ALSは筋肉を動かす能力が徐々に失われていく病気であり、世界中で約40万人がこの病気に向き合っている。このプロジェクトで私たちは、武藤将胤さんの潜在能力をさらに引き出すことができる3つの分野に注目した。
1つ目は視線入力インタフェース、2つ目は音声データの解析と合成、そして3つ目が筋肉に発生する微弱な電気信号「筋電」のセンシング。これらを用いて、ALSに向き合う人々が持ち前のクリエイティビティをさらに高められるようなシステムを作った。筋電を感知するセンサーはとても小さく軽量で、非常に微細な信号を捉えることができる。このシステムによって、武藤さんが自らの手足を使ってリアルタイムにデジタル空間上のアバターを操ることができるという、世界初の試みだ。


本セッションでは武藤将胤さんという1人にフォーカスして、彼のこれまでの活動、彼の思いに寄り添ってテクノロジーをどのように用いていったのかをお話しした。その結果としてオーディエンスからとても良い反響をもらうことができた。
たとえば、実は自分の兄弟は障がいがあり、もしこのテクノロジーを使えたら人生が大きく変わるような気がする――など、多くの方々が列をなして深い話をしにきてくれた。単なる「最新技術を紹介します」というセッションでは得られない、テクノロジーをきっかけに人と人との繋がりが生まれる感じがとてもうれしかった。

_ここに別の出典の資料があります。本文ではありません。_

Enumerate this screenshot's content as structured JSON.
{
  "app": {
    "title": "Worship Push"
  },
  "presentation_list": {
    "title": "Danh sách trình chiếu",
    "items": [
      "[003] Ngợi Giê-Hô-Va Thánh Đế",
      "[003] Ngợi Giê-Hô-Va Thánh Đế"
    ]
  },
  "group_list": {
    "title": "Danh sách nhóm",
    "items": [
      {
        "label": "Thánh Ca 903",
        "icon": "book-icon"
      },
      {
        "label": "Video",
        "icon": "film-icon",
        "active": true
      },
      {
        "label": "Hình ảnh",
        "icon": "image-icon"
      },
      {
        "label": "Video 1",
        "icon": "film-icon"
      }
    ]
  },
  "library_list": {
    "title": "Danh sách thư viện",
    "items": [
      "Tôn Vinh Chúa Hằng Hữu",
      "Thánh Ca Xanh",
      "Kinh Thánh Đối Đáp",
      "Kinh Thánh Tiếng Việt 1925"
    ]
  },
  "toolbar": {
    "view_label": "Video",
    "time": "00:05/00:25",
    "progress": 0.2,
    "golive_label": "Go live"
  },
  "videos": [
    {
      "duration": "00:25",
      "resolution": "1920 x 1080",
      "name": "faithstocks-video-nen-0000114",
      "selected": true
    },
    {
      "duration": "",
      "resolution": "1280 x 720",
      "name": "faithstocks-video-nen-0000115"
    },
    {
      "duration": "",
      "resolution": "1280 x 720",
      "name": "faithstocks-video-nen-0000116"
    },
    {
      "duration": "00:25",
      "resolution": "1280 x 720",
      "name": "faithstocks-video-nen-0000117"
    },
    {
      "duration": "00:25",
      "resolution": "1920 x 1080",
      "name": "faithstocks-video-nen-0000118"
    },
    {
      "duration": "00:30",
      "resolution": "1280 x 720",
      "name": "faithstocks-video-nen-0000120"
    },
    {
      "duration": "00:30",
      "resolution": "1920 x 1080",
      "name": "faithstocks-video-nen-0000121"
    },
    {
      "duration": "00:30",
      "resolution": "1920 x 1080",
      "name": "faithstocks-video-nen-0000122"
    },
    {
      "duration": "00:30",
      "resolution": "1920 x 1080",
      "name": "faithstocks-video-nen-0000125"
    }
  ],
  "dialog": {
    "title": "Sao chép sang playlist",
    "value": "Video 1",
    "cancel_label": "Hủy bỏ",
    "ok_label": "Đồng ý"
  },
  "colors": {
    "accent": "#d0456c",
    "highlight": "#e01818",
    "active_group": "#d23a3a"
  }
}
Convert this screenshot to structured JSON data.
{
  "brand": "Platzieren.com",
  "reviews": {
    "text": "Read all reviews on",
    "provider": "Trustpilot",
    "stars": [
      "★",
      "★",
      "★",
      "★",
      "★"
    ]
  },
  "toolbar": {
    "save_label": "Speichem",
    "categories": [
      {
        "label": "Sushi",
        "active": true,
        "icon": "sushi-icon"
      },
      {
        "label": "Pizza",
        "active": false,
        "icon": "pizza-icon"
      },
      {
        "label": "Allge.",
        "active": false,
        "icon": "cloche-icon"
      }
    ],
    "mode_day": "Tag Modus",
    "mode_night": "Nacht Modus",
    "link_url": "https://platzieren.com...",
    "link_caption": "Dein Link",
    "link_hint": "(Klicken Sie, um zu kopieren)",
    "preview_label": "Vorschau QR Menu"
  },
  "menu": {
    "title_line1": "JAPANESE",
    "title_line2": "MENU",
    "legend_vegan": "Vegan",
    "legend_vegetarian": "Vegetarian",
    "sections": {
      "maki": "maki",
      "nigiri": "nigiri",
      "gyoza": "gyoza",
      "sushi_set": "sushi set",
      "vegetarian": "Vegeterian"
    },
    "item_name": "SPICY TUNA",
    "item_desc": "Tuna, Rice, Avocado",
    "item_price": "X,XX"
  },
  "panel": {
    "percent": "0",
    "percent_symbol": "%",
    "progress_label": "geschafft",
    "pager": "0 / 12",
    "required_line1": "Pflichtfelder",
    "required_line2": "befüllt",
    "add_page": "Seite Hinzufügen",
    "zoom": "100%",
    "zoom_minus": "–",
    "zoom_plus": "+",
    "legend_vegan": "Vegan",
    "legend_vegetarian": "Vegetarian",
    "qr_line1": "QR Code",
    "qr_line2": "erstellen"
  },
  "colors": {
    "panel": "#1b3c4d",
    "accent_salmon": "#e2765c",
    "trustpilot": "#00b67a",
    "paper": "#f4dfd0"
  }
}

昨年Creative Industries Expoに出展して反響をいただき、多くの方々に楽しんでもらえたのも感慨深いものであったが、今年のセッションでは昨年とはまた異なる確かな手応えを感じることができた。様々なテクノロジーが普及していく中で、それらを使う人がその人らしく生きるために何が必要なのかを、これからも探していきたい。